Team Flunks History: Washington Nationals Goof On Choosing William Howard Taft As Next Presidents' Race Character
You could say the Washington Nationals flunked history after the baseball team announced it would be adding a fifth character to its Presidents' Race: William Howard Taft.
The race, one of the most popular fan gimmicks in baseball, is modeled after the Sausage Race run by the Milwaukee Brewers that features a variety of meats.
In Washington’s race, four presidents – Teddy Roosevelt, Abraham Lincoln, George Washington and Thomas Jefferson – run around Nationals Park for bragging rights.
The Nationals wanted to add a little spice to next year’s version of the Presidents' Race by adding a fifth former commander and chief to the completion, but the team flunked history in the process with the Taft addition.
The baseball franchise on Sunday is scheduled to announce Taft – they’ll call him “Bill” – as the next Presidents' Race character.
The team said Teddy, who won his first Presidents' Race on the last day of the season last year, was given the option to choose the next character.
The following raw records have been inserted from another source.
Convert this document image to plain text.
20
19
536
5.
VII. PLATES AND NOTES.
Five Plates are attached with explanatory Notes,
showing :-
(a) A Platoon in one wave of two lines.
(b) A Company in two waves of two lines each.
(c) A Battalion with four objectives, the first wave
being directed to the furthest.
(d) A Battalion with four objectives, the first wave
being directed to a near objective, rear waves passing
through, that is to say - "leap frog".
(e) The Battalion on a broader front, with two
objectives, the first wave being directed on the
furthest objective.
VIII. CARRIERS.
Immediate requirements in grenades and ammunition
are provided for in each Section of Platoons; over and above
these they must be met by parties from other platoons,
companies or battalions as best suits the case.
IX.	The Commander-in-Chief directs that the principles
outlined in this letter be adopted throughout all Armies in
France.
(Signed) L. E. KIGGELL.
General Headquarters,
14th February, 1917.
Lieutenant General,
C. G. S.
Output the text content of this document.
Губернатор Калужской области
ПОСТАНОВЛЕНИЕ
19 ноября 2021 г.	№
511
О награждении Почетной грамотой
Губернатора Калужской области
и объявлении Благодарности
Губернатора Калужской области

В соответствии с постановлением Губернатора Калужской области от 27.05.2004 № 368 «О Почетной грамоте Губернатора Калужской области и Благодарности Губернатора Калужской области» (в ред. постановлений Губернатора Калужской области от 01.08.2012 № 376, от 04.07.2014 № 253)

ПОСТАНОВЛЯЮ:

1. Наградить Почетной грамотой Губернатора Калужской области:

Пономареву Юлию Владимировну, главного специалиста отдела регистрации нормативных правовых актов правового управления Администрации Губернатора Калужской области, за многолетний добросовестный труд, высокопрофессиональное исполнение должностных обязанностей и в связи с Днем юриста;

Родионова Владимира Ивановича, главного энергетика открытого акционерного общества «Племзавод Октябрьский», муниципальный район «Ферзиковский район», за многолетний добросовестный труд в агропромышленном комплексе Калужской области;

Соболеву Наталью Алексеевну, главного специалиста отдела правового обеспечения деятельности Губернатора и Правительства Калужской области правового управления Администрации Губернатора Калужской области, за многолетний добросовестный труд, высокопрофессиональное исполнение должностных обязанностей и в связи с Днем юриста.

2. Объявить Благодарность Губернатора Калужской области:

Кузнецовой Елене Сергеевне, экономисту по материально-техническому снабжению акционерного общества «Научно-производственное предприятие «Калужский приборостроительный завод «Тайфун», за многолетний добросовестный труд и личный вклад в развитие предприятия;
“Teddy has handpicked the next president for the Presidents’ Race,” said Nationals COO Andy Feffer, according to the Washington Post. “There was a great amount of banter and discussion back and forth, but Teddy won out with his recommendation.”
Taft was endorsed by Roosevelt in the 1908 presidential election, but here’s where the Nationals flunked history: the two men had a falling out and Roosevelt wound up challenging Taft in the 1912 race.
Roosevelt and Taft were involved in a bitter exchange of words, and it’s unlikely to think the real Roosevelt would want Taft to be a part of the Nationals’ Presidents' Race.
“It is a bad trait to bite the hand that feeds you,” Roosevelt said in April 1912, according to the Post. He said Taft “has not merely in thought, word, and deed been disloyal to our past friendship, but has been disloyal to every canon of ordinary decency and fair dealing.”
The feeling was mutual for Taft.
“The memory of the names Mr. Roosevelt has called me still lingers in my ears,” Taft said in May 1912. “Since the time he began his personal attacks on me he has used all the epithets he could think of, and all the names in the calendar, such as no President has ever been subjected to by a man who has had two terms in that office.”
While Roosevelt defeated Taft in the 1912 primary, Taft controlled the party convention that selected the Republican candidate, forcing Roosevelt to run as a third-party candidate.
The rivalry paved the way for Woodrow Wilson to be elected president.
“The rivalry was as bitter as it gets in politics,” Allan Lichtman, distinguished professor of history at American University, told the Washington Post. “There’s nothing like the feeling of betrayal, and both men felt betrayed by the other. Roosevelt’s feeling was ‘I made you, you were nothing, and you turned around and stabbed me in the back.’ Taft believed, with good justification, that Roosevelt cost him his re-election and led to the election of a Democrat. This was bitter and personal.”